I didn’t know why God was calling us to move there.

I didn’t know why He called us to be there so short a time.

I didn’t know why we were called back to Oregon.

Yet, I know our one year in Manchester changed us permanently.

It was God’s tool to grow us, hone us, draw us closer to Him, and closer to each other.

It amazes me how God does things, especially when I’m resting fully in His arms.

As we were driving to the airport last week for my husband’s flight it came to light that his connecting flight was at an airport he habitually gets sick upon touch down.

His comment: “Honey, I get so sick every time I fly in and out of that airport. Please don’t ever schedule my flights to connect there again. The best way to go is into Amsterdam and then into Manchester. Next time, schedule it that way. That’s my favorite flight.”

I responded that I’d be praying for him not to get sick this time.

Then I prayed for him and all his fly time.

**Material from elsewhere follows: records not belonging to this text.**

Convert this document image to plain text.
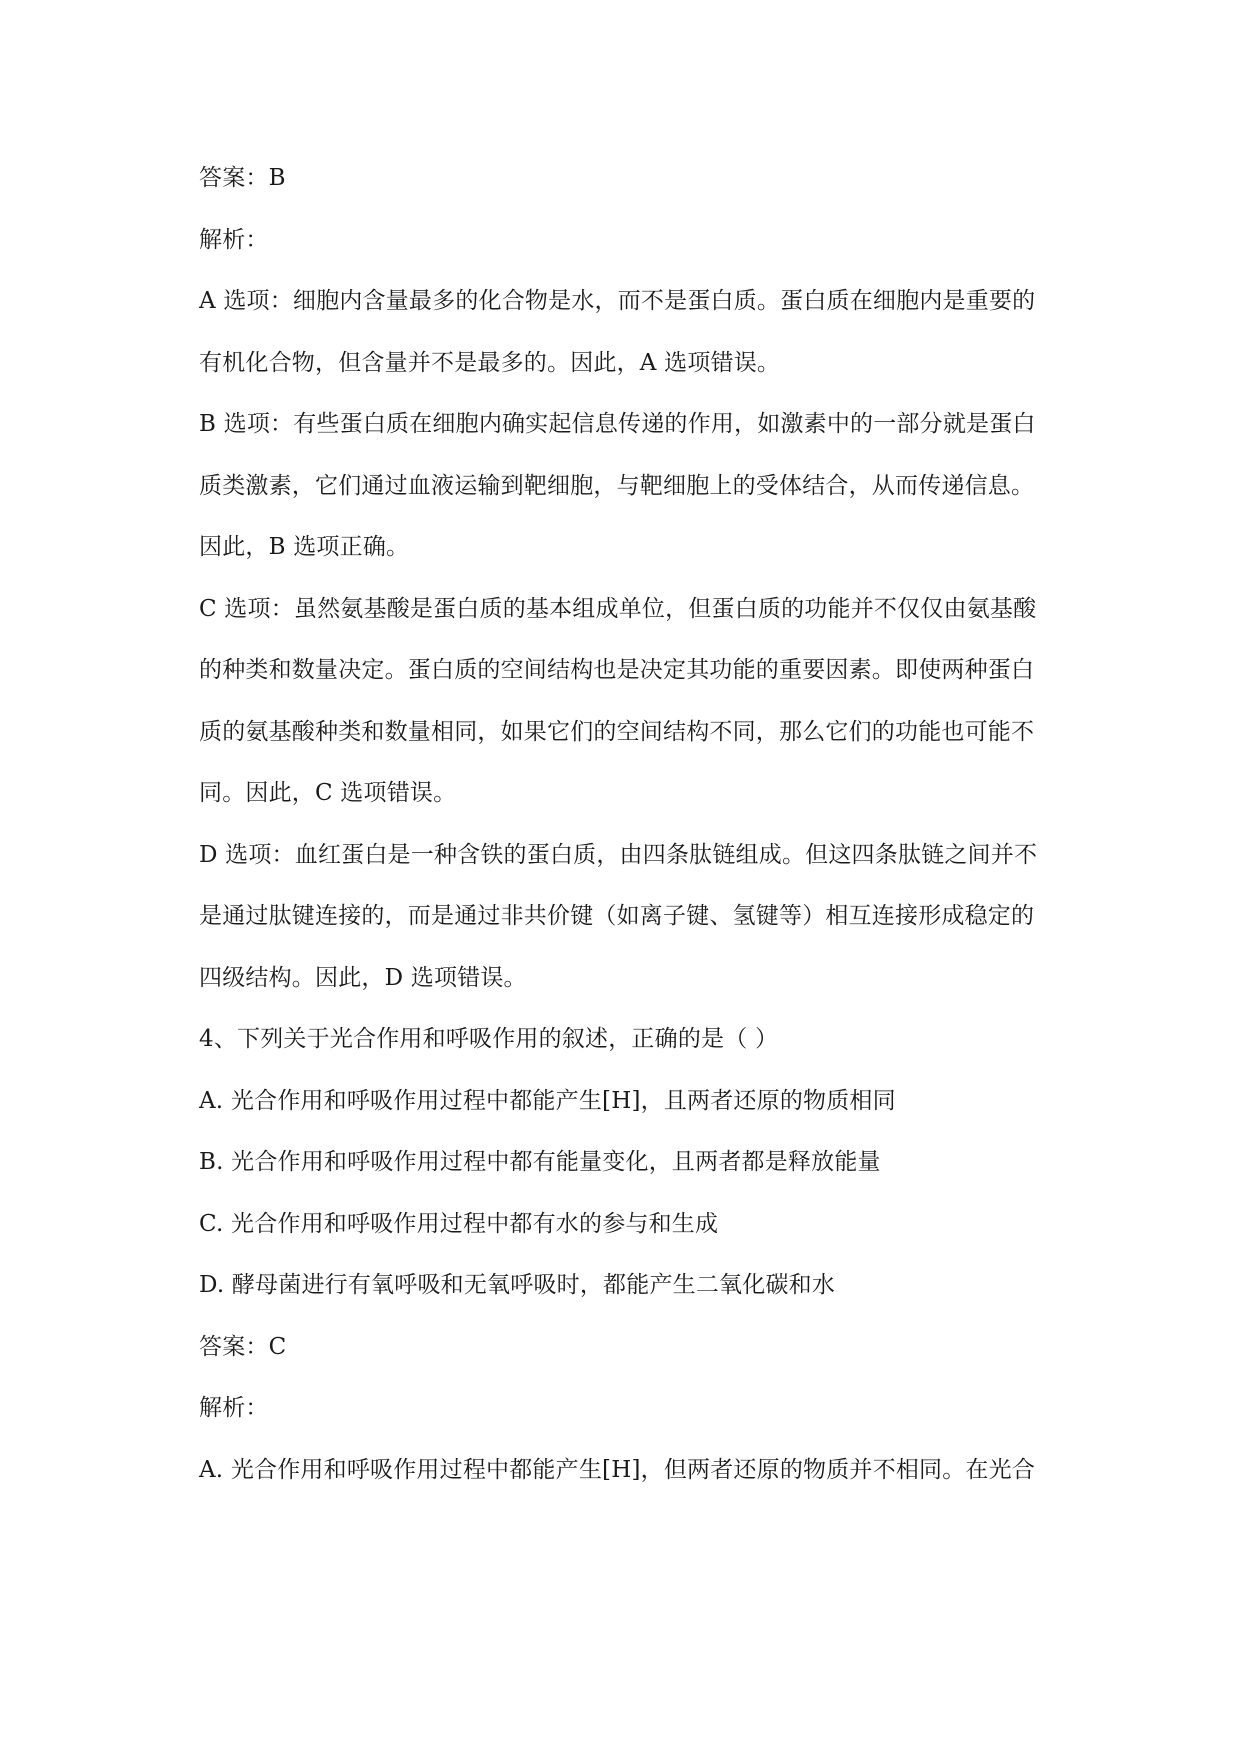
答案：B
解析：
A 选项：细胞内含量最多的化合物是水，而不是蛋白质。蛋白质在细胞内是重要的
有机化合物，但含量并不是最多的。因此，A 选项错误。
B 选项：有些蛋白质在细胞内确实起信息传递的作用，如激素中的一部分就是蛋白
质类激素，它们通过血液运输到靶细胞，与靶细胞上的受体结合，从而传递信息。
因此，B 选项正确。
C 选项：虽然氨基酸是蛋白质的基本组成单位，但蛋白质的功能并不仅仅由氨基酸
的种类和数量决定。蛋白质的空间结构也是决定其功能的重要因素。即使两种蛋白
质的氨基酸种类和数量相同，如果它们的空间结构不同，那么它们的功能也可能不
同。因此，C 选项错误。
D 选项：血红蛋白是一种含铁的蛋白质，由四条肽链组成。但这四条肽链之间并不
是通过肽键连接的，而是通过非共价键（如离子键、氢键等）相互连接形成稳定的
四级结构。因此，D 选项错误。
4、下列关于光合作用和呼吸作用的叙述，正确的是（ ）
A. 光合作用和呼吸作用过程中都能产生[H]，且两者还原的物质相同
B. 光合作用和呼吸作用过程中都有能量变化，且两者都是释放能量
C. 光合作用和呼吸作用过程中都有水的参与和生成
D. 酵母菌进行有氧呼吸和无氧呼吸时，都能产生二氧化碳和水
答案：C
解析：
A. 光合作用和呼吸作用过程中都能产生[H]，但两者还原的物质并不相同。在光合
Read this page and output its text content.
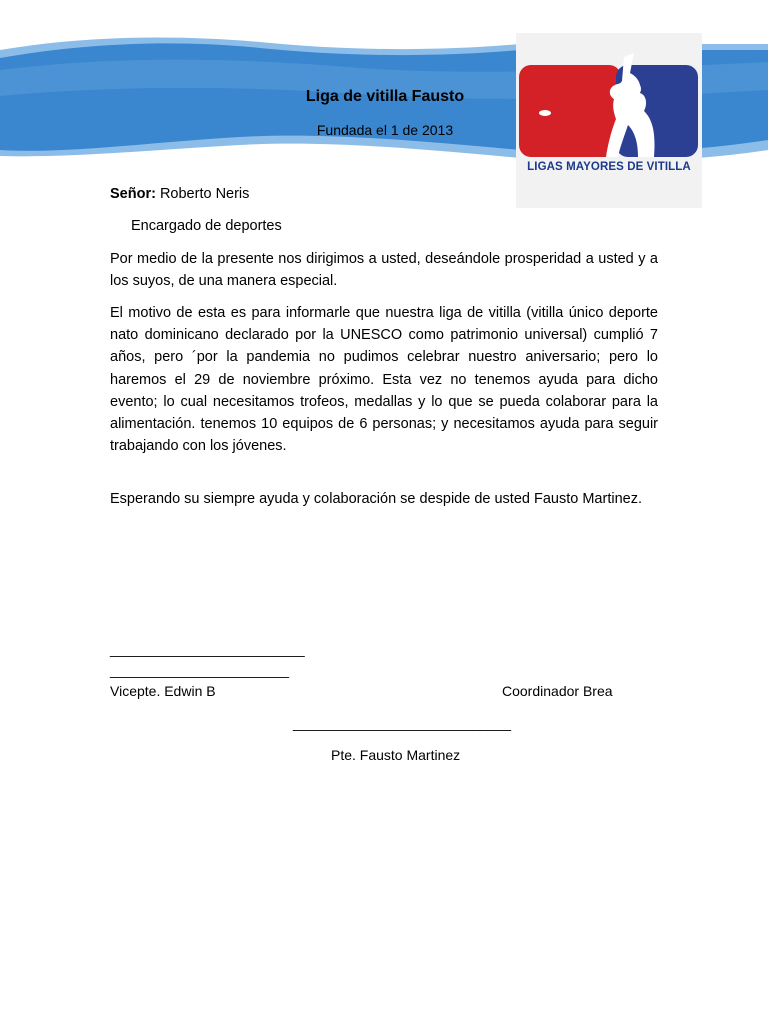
Liga de vitilla Fausto
Fundada el 1 de 2013
LIGAS MAYORES DE VITILLA
Señor: Roberto Neris
Encargado de deportes

Por medio de la presente nos dirigimos a usted, deseándole prosperidad a usted y a los suyos, de una manera especial.

El motivo de esta es para informarle que nuestra liga de vitilla (vitilla único deporte nato dominicano declarado por la UNESCO como patrimonio universal) cumplió 7 años, pero ´por la pandemia no pudimos celebrar nuestro aniversario; pero lo haremos el 29 de noviembre próximo. Esta vez no tenemos ayuda para dicho evento; lo cual necesitamos trofeos, medallas y lo que se pueda colaborar para la alimentación. tenemos 10 equipos de 6 personas; y necesitamos ayuda para seguir trabajando con los jóvenes.

Esperando su siempre ayuda y colaboración se despide de usted Fausto Martinez.

_________________________
_______________________
Vicepte. Edwin B	Coordinador Brea
____________________________
Pte. Fausto Martinez
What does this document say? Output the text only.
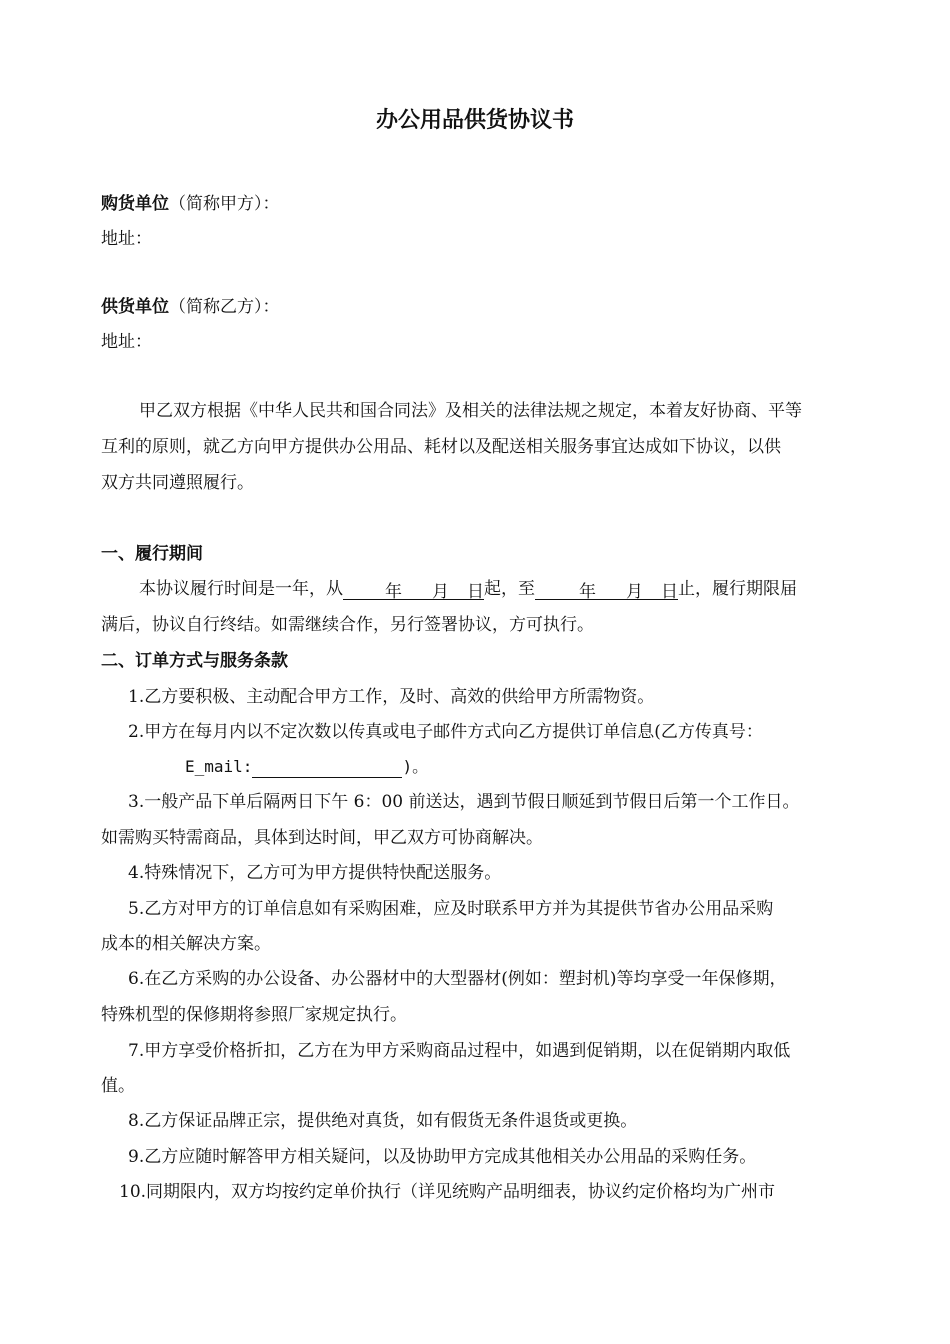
办公用品供货协议书
购货单位（简称甲方）：
地址：
供货单位（简称乙方）：
地址：
甲乙双方根据《中华人民共和国合同法》及相关的法律法规之规定，本着友好协商、平等
互利的原则，就乙方向甲方提供办公用品、耗材以及配送相关服务事宜达成如下协议，以供
双方共同遵照履行。
一、履行期间
本协议履行时间是一年，从 年 月 日起，至	年 月 日止，履行期限届
满后，协议自行终结。如需继续合作，另行签署协议，方可执行。
二、订单方式与服务条款
1.乙方要积极、主动配合甲方工作，及时、高效的供给甲方所需物资。
2.甲方在每月内以不定次数以传真或电子邮件方式向乙方提供订单信息(乙方传真号：
E_mail:	)。
3.一般产品下单后隔两日下午 6：00 前送达，遇到节假日顺延到节假日后第一个工作日。
如需购买特需商品，具体到达时间，甲乙双方可协商解决。
4.特殊情况下，乙方可为甲方提供特快配送服务。
5.乙方对甲方的订单信息如有采购困难，应及时联系甲方并为其提供节省办公用品采购
成本的相关解决方案。
6.在乙方采购的办公设备、办公器材中的大型器材(例如：塑封机)等均享受一年保修期，
特殊机型的保修期将参照厂家规定执行。
7.甲方享受价格折扣，乙方在为甲方采购商品过程中，如遇到促销期，以在促销期内取低
值。
8.乙方保证品牌正宗，提供绝对真货，如有假货无条件退货或更换。
9.乙方应随时解答甲方相关疑问，以及协助甲方完成其他相关办公用品的采购任务。
10.同期限内，双方均按约定单价执行（详见统购产品明细表，协议约定价格均为广州市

Much later I dropped him at the airport.

Due to circumstances he asked that I leave him at the curb, so when he got in touch with me later to relate that his flight was delayed 6 hours my first emotion was concern.

He reassured me quickly.

“Honey, they’re putting me on another flight, Amsterdam to Manchester. ”

–ahhh–

My response: “I guess God is just blessing you.”

His smile audible, “I thought the same thing.”

No, I don’t think God caused the delay.

Yes, I do think He used it.

“Dear God,

Thank You for all the things You have done in our lives and family. Thank You for teaching me how faithful You are.You have never left us. You have never forsaken us. You have given us so much: mercy, truth, faith, kindness, grace, love,…the list has no end. Thank You!”